Listening to and acting on the opinions of key groups
Through its technical assistance missions and project funding, L’Initiative strives to voice the opinions of civil society representatives, and in particular key groups, in local health strategies. This involves listening to them and communicating their needs throughout the process of preparing funding applications to the Global Fund, so that their opinions are fully taken into account in health programs. L’Initiative raises awareness among the experts it uses, and equips them with tools to ensure that representatives of key populations are consulted during this country dialogue, and that the activities they propose are properly included in funding applications. This work is essential to give CSOs and key populations the resources they need to make their voices heard and to benefit from long-term funding. Our commitment is reflected in the provision of a series of tools, studies, and guides for national and international experts to spread best practices across all the countries in which L’Initiative intervenes.

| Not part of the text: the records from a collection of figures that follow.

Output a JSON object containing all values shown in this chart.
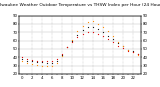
{
  "title": "Milwaukee Weather Outdoor Temperature vs THSW Index per Hour (24 Hours)",
  "title_fontsize": 3.2,
  "hours": [
    0,
    1,
    2,
    3,
    4,
    5,
    6,
    7,
    8,
    9,
    10,
    11,
    12,
    13,
    14,
    15,
    16,
    17,
    18,
    19,
    20,
    21,
    22,
    23
  ],
  "temp": [
    40,
    38,
    37,
    36,
    36,
    35,
    35,
    38,
    44,
    52,
    58,
    64,
    68,
    70,
    70,
    68,
    65,
    62,
    58,
    54,
    51,
    48,
    46,
    44
  ],
  "thsw": [
    35,
    33,
    32,
    31,
    30,
    30,
    29,
    33,
    42,
    52,
    61,
    71,
    78,
    82,
    83,
    80,
    76,
    71,
    65,
    58,
    53,
    49,
    46,
    43
  ],
  "black": [
    38,
    36,
    35,
    34,
    34,
    33,
    33,
    36,
    43,
    52,
    59,
    67,
    73,
    76,
    76,
    74,
    70,
    66,
    62,
    57,
    53,
    49,
    47,
    44
  ],
  "temp_color": "#dd0000",
  "thsw_color": "#ff8800",
  "black_color": "#111111",
  "bg_color": "#ffffff",
  "grid_color": "#999999",
  "ylim_min": 20,
  "ylim_max": 90,
  "yticks_left": [
    20,
    30,
    40,
    50,
    60,
    70,
    80,
    90
  ],
  "yticks_right": [
    20,
    30,
    40,
    50,
    60,
    70,
    80,
    90
  ],
  "xtick_show": {
    "0": "0",
    "2": "2",
    "4": "4",
    "6": "6",
    "8": "8",
    "10": "10",
    "12": "12",
    "14": "14",
    "16": "16",
    "18": "18",
    "20": "20",
    "22": "22"
  },
  "vgrid_x": [
    2,
    4,
    6,
    8,
    10,
    12,
    14,
    16,
    18,
    20,
    22
  ],
  "background": "#ffffff"
}
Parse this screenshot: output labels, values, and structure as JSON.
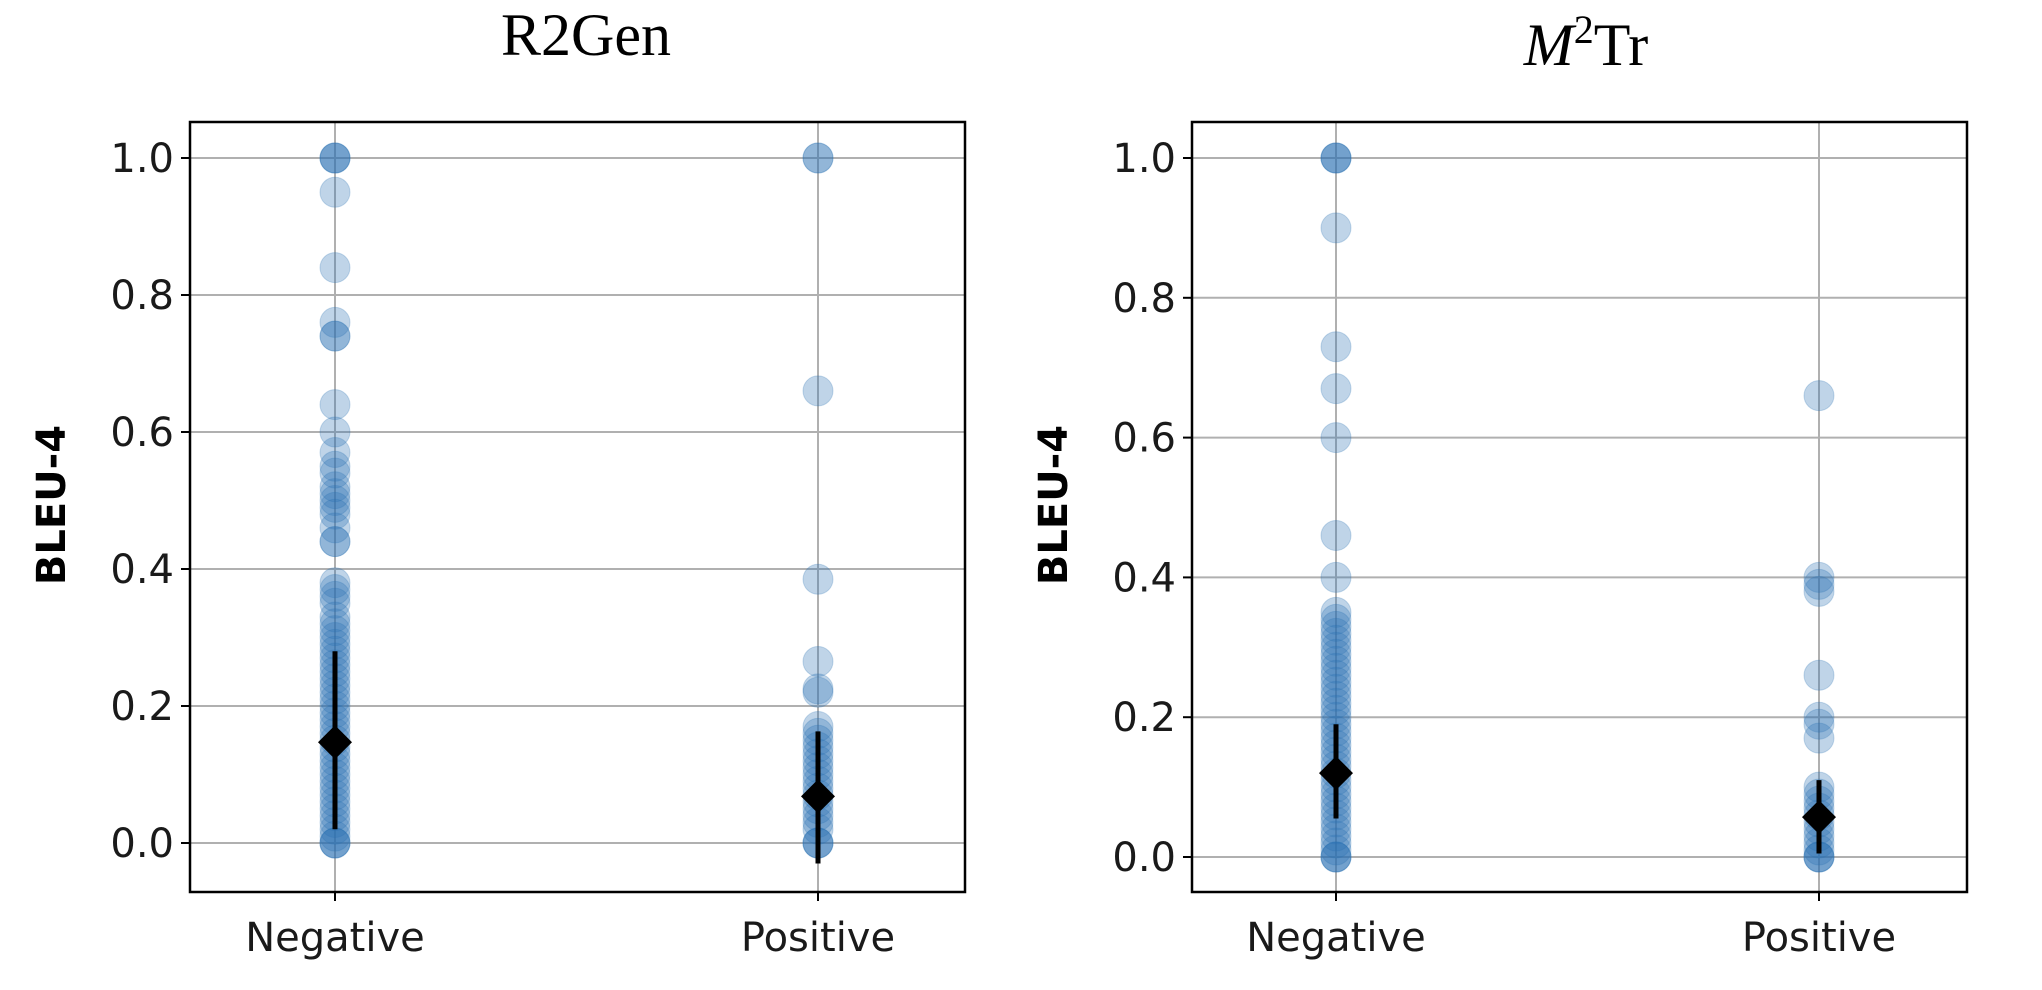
{
  "chart_data": [
    {
      "type": "scatter",
      "title": "R2Gen",
      "title_sup": "",
      "xlabel": "",
      "ylabel": "BLEU-4",
      "categories": [
        "Negative",
        "Positive"
      ],
      "ylim": [
        -0.07,
        1.05
      ],
      "yticks": [
        0.0,
        0.2,
        0.4,
        0.6,
        0.8,
        1.0
      ],
      "ytick_labels": [
        "0.0",
        "0.2",
        "0.4",
        "0.6",
        "0.8",
        "1.0"
      ],
      "grid": true,
      "series": [
        {
          "name": "Negative",
          "points": [
            1.0,
            1.0,
            1.0,
            0.95,
            0.84,
            0.76,
            0.74,
            0.74,
            0.64,
            0.6,
            0.57,
            0.55,
            0.54,
            0.52,
            0.51,
            0.5,
            0.49,
            0.48,
            0.46,
            0.44,
            0.44,
            0.38,
            0.37,
            0.36,
            0.35,
            0.33,
            0.32,
            0.31,
            0.3,
            0.29,
            0.28,
            0.27,
            0.26,
            0.25,
            0.24,
            0.23,
            0.22,
            0.21,
            0.2,
            0.19,
            0.18,
            0.17,
            0.16,
            0.15,
            0.14,
            0.13,
            0.12,
            0.11,
            0.1,
            0.09,
            0.08,
            0.07,
            0.06,
            0.05,
            0.04,
            0.03,
            0.02,
            0.01,
            0.0,
            0.0,
            0.0
          ],
          "mean": 0.147,
          "error_low": 0.02,
          "error_high": 0.28
        },
        {
          "name": "Positive",
          "points": [
            1.0,
            1.0,
            0.66,
            0.385,
            0.265,
            0.225,
            0.22,
            0.17,
            0.16,
            0.15,
            0.14,
            0.13,
            0.12,
            0.11,
            0.1,
            0.09,
            0.08,
            0.07,
            0.06,
            0.05,
            0.04,
            0.03,
            0.02,
            0.0,
            0.0,
            0.0
          ],
          "mean": 0.068,
          "error_low": -0.03,
          "error_high": 0.163
        }
      ]
    },
    {
      "type": "scatter",
      "title": "M",
      "title_sup": "2",
      "title_suffix": "Tr",
      "xlabel": "",
      "ylabel": "BLEU-4",
      "categories": [
        "Negative",
        "Positive"
      ],
      "ylim": [
        -0.05,
        1.05
      ],
      "yticks": [
        0.0,
        0.2,
        0.4,
        0.6,
        0.8,
        1.0
      ],
      "ytick_labels": [
        "0.0",
        "0.2",
        "0.4",
        "0.6",
        "0.8",
        "1.0"
      ],
      "grid": true,
      "series": [
        {
          "name": "Negative",
          "points": [
            1.0,
            1.0,
            1.0,
            0.9,
            0.73,
            0.67,
            0.6,
            0.46,
            0.4,
            0.35,
            0.34,
            0.33,
            0.32,
            0.31,
            0.3,
            0.29,
            0.28,
            0.27,
            0.26,
            0.25,
            0.24,
            0.23,
            0.22,
            0.21,
            0.2,
            0.19,
            0.18,
            0.17,
            0.16,
            0.15,
            0.14,
            0.13,
            0.12,
            0.11,
            0.1,
            0.09,
            0.08,
            0.07,
            0.06,
            0.05,
            0.04,
            0.03,
            0.02,
            0.01,
            0.0,
            0.0,
            0.0
          ],
          "mean": 0.12,
          "error_low": 0.055,
          "error_high": 0.19
        },
        {
          "name": "Positive",
          "points": [
            0.66,
            0.4,
            0.39,
            0.38,
            0.26,
            0.2,
            0.19,
            0.17,
            0.1,
            0.09,
            0.08,
            0.07,
            0.06,
            0.05,
            0.04,
            0.03,
            0.02,
            0.01,
            0.0,
            0.0,
            0.0
          ],
          "mean": 0.057,
          "error_low": 0.005,
          "error_high": 0.11
        }
      ]
    }
  ]
}
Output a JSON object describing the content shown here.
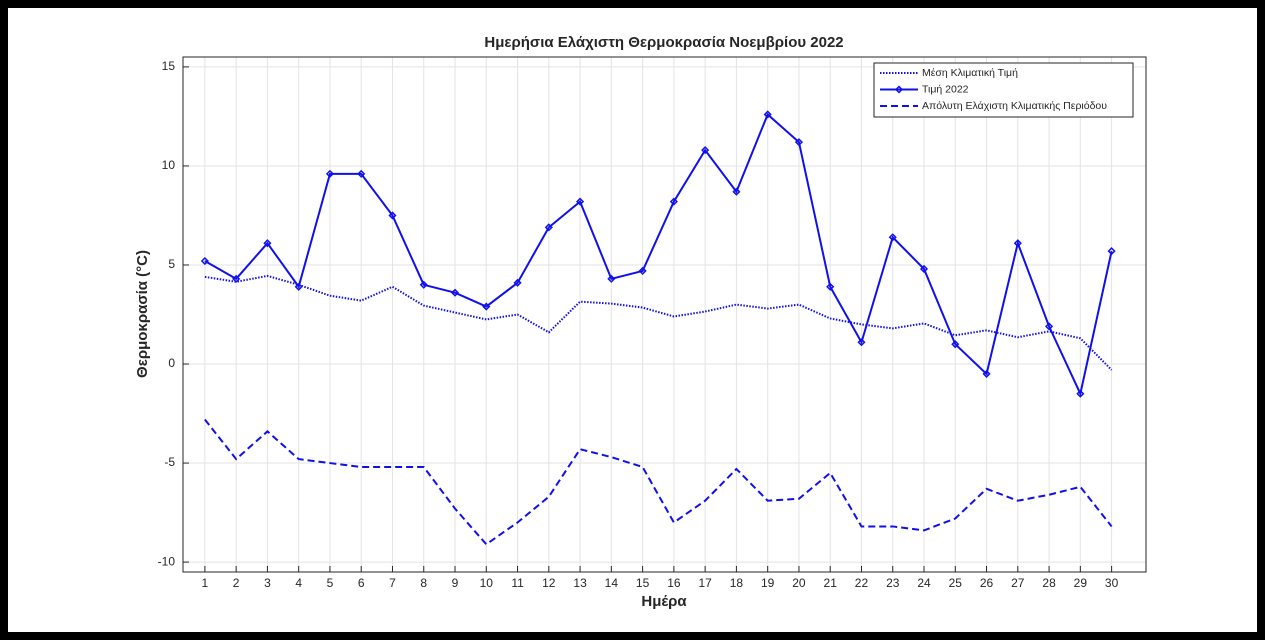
{
  "chart_data": {
    "type": "line",
    "title": "Ημερήσια Ελάχιστη Θερμοκρασία Νοεμβρίου 2022",
    "xlabel": "Ημέρα",
    "ylabel": "Θερμοκρασία (°C)",
    "x": [
      1,
      2,
      3,
      4,
      5,
      6,
      7,
      8,
      9,
      10,
      11,
      12,
      13,
      14,
      15,
      16,
      17,
      18,
      19,
      20,
      21,
      22,
      23,
      24,
      25,
      26,
      27,
      28,
      29,
      30
    ],
    "xlim": [
      0.3,
      31.1
    ],
    "xticks": [
      1,
      2,
      3,
      4,
      5,
      6,
      7,
      8,
      9,
      10,
      11,
      12,
      13,
      14,
      15,
      16,
      17,
      18,
      19,
      20,
      21,
      22,
      23,
      24,
      25,
      26,
      27,
      28,
      29,
      30
    ],
    "ylim": [
      -10.5,
      15.5
    ],
    "yticks": [
      -10,
      -5,
      0,
      5,
      10,
      15
    ],
    "grid": true,
    "legend": "top-right",
    "series": [
      {
        "name": "Μέση Κλιματική Τιμή",
        "color": "#1010ee",
        "style": "dotted",
        "values": [
          4.4,
          4.15,
          4.45,
          4.0,
          3.45,
          3.2,
          3.9,
          2.95,
          2.6,
          2.25,
          2.5,
          1.6,
          3.15,
          3.05,
          2.85,
          2.4,
          2.65,
          3.0,
          2.8,
          3.0,
          2.3,
          2.0,
          1.8,
          2.05,
          1.45,
          1.7,
          1.35,
          1.65,
          1.3,
          -0.3
        ]
      },
      {
        "name": "Τιμή 2022",
        "color": "#1010ee",
        "style": "solid",
        "marker": "diamond",
        "values": [
          5.2,
          4.3,
          6.1,
          3.9,
          9.6,
          9.6,
          7.5,
          4.0,
          3.6,
          2.9,
          4.1,
          6.9,
          8.2,
          4.3,
          4.7,
          8.2,
          10.8,
          8.7,
          12.6,
          11.2,
          3.9,
          1.1,
          6.4,
          4.8,
          1.0,
          -0.5,
          6.1,
          1.9,
          -1.5,
          5.7
        ]
      },
      {
        "name": "Απόλυτη Ελάχιστη Κλιματικής Περιόδου",
        "color": "#1010ee",
        "style": "dashed",
        "values": [
          -2.8,
          -4.8,
          -3.4,
          -4.8,
          -5.0,
          -5.2,
          -5.2,
          -5.2,
          -7.3,
          -9.1,
          -8.0,
          -6.7,
          -4.3,
          -4.7,
          -5.2,
          -8.0,
          -6.9,
          -5.3,
          -6.9,
          -6.8,
          -5.5,
          -8.2,
          -8.2,
          -8.4,
          -7.8,
          -6.3,
          -6.9,
          -6.6,
          -6.2,
          -8.2
        ]
      }
    ]
  }
}
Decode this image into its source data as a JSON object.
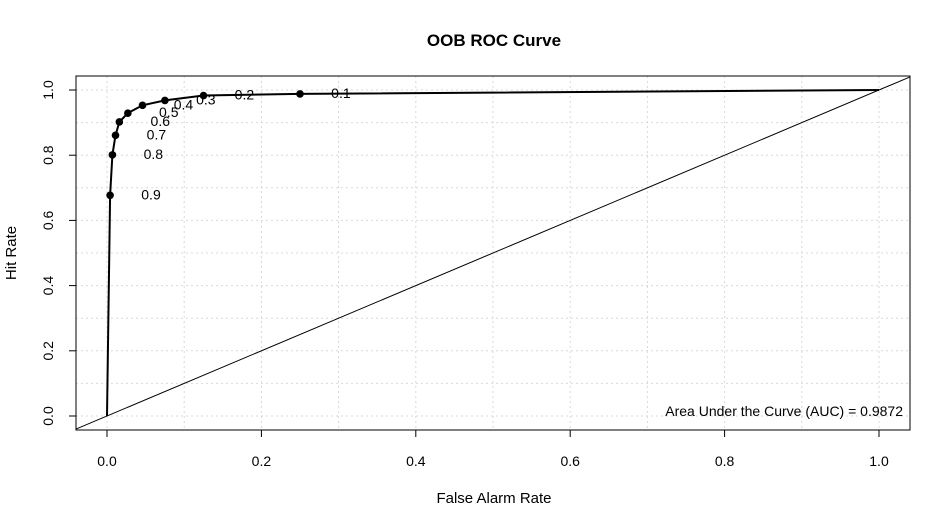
{
  "chart_data": {
    "type": "line",
    "title": "OOB ROC Curve",
    "xlabel": "False Alarm Rate",
    "ylabel": "Hit Rate",
    "xlim": [
      0,
      1
    ],
    "ylim": [
      0,
      1
    ],
    "x_ticks": [
      "0.0",
      "0.2",
      "0.4",
      "0.6",
      "0.8",
      "1.0"
    ],
    "y_ticks": [
      "0.0",
      "0.2",
      "0.4",
      "0.6",
      "0.8",
      "1.0"
    ],
    "grid": true,
    "series": [
      {
        "x": [
          0.0,
          0.004,
          0.007,
          0.011,
          0.016,
          0.027,
          0.046,
          0.075,
          0.125,
          0.25,
          1.0
        ],
        "y": [
          0.0,
          0.677,
          0.801,
          0.861,
          0.902,
          0.929,
          0.953,
          0.968,
          0.983,
          0.988,
          1.0
        ]
      }
    ],
    "points": [
      {
        "x": 0.004,
        "y": 0.677,
        "label": "0.9"
      },
      {
        "x": 0.007,
        "y": 0.801,
        "label": "0.8"
      },
      {
        "x": 0.011,
        "y": 0.861,
        "label": "0.7"
      },
      {
        "x": 0.016,
        "y": 0.902,
        "label": "0.6"
      },
      {
        "x": 0.027,
        "y": 0.929,
        "label": "0.5"
      },
      {
        "x": 0.046,
        "y": 0.953,
        "label": "0.4"
      },
      {
        "x": 0.075,
        "y": 0.968,
        "label": "0.3"
      },
      {
        "x": 0.125,
        "y": 0.983,
        "label": "0.2"
      },
      {
        "x": 0.25,
        "y": 0.988,
        "label": "0.1"
      }
    ],
    "reference_line": {
      "x": [
        0,
        1
      ],
      "y": [
        0,
        1
      ]
    },
    "annotation": "Area Under the Curve (AUC) = 0.9872"
  }
}
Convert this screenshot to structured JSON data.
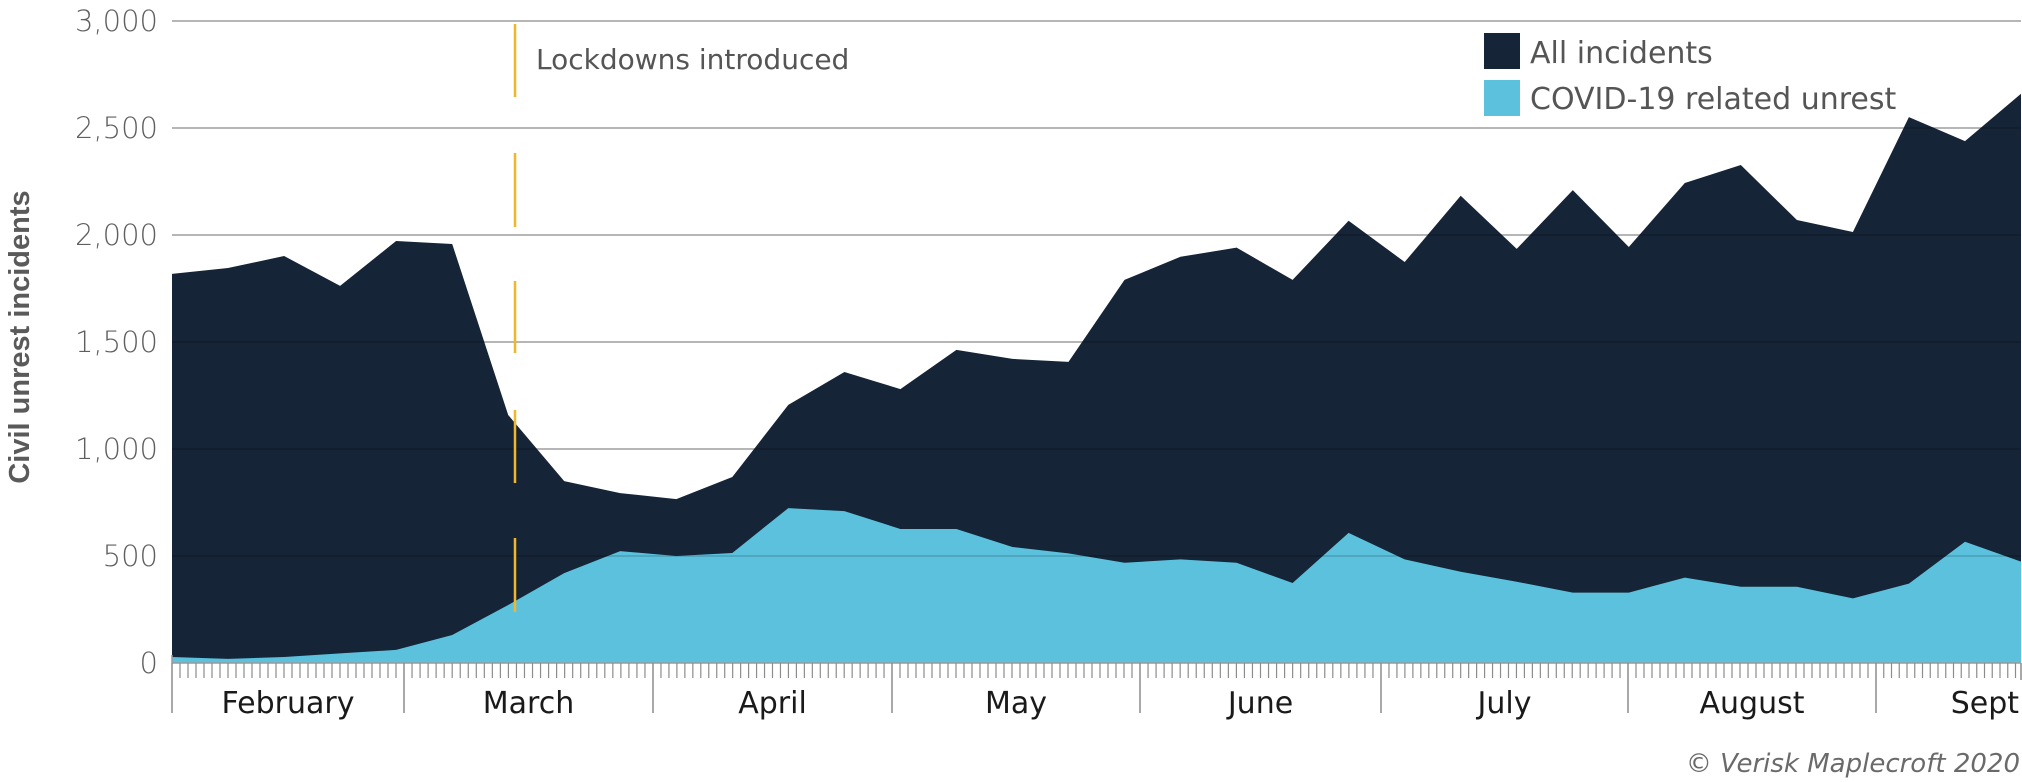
{
  "chart_data": {
    "type": "area",
    "title": "",
    "xlabel": "",
    "ylabel": "Civil unrest incidents",
    "ylim": [
      0,
      3000
    ],
    "yticks": [
      0,
      500,
      1000,
      1500,
      2000,
      2500,
      3000
    ],
    "ytick_labels": [
      "0",
      "500",
      "1,000",
      "1,500",
      "2,000",
      "2,500",
      "3,000"
    ],
    "grid": true,
    "x_granularity": "weekly",
    "months": [
      "February",
      "March",
      "April",
      "May",
      "June",
      "July",
      "August",
      "Sept"
    ],
    "series": [
      {
        "name": "All incidents",
        "color": "#152436",
        "values": [
          1818,
          1846,
          1902,
          1762,
          1972,
          1958,
          1159,
          850,
          794,
          766,
          869,
          1206,
          1360,
          1280,
          1463,
          1421,
          1407,
          1790,
          1898,
          1941,
          1790,
          2067,
          1874,
          2183,
          1935,
          2210,
          1944,
          2243,
          2327,
          2070,
          2014,
          2551,
          2439,
          2660
        ]
      },
      {
        "name": "COVID-19 related unrest",
        "color": "#5bc1dd",
        "values": [
          28,
          19,
          28,
          45,
          61,
          131,
          271,
          420,
          523,
          500,
          514,
          724,
          710,
          626,
          626,
          542,
          512,
          468,
          484,
          468,
          374,
          608,
          484,
          426,
          380,
          329,
          329,
          399,
          356,
          356,
          302,
          371,
          567,
          474
        ]
      }
    ],
    "annotations": [
      {
        "text": "Lockdowns introduced",
        "type": "vertical-dashed-line",
        "color": "#f2b62b",
        "position": "mid-March"
      }
    ],
    "legend": {
      "position": "top-right",
      "entries": [
        "All incidents",
        "COVID-19 related unrest"
      ]
    }
  },
  "legend": {
    "all_incidents": "All incidents",
    "covid_unrest": "COVID-19 related unrest"
  },
  "annotation": {
    "lockdowns": "Lockdowns introduced"
  },
  "axis": {
    "ylabel": "Civil unrest incidents"
  },
  "credit": "© Verisk Maplecroft 2020"
}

A toolkit to increase commitment to communities
L’Initiative proposes a toolkit to support experts in their work and to guarantee that communities’ health, gender, and human rights needs are fairly taken into account when developing and implementing funding from the new Global Fund funding cycle. More specifically, this toolkit contains practical documents for experts to use during their support missions, and for national drafting teams, with a view to increasing the extent to which community needs are taken into account when allocating funding.
Speaking up for key populations with RIPOSTES
The multi-country RIPOSTE project is one example of L’Initiative’s position to encourage better recognition of the role played by community health workers and key populations. This major program aims to change the status of these actors, transforming them from representatives to active contributors to public health strategies. To achieve this, RIPOSTE is supported by “Responders” (“Riposteurs” in French), people from key groups who are members of community-based organizations in the four countries targeted by the project.
In Burkina Faso, for example, key populations have strengthened their role within the Global Fund Country Coordinating Mechanism (CCM). A dedicated drafting group was established to prepare the grant application, and a Global Fund grant was obtained, part of which was used to create 80 specific mediator positions for key populations. The RIPOSTE project also helped to revitalize the network of key populations within the Burundi CCM, where representatives of key populations were able to speak openly for the first time. To ensure that their opinions were fully taken into account, a representative of drug users was then nominated to the CCM and strategic grant monitoring committee.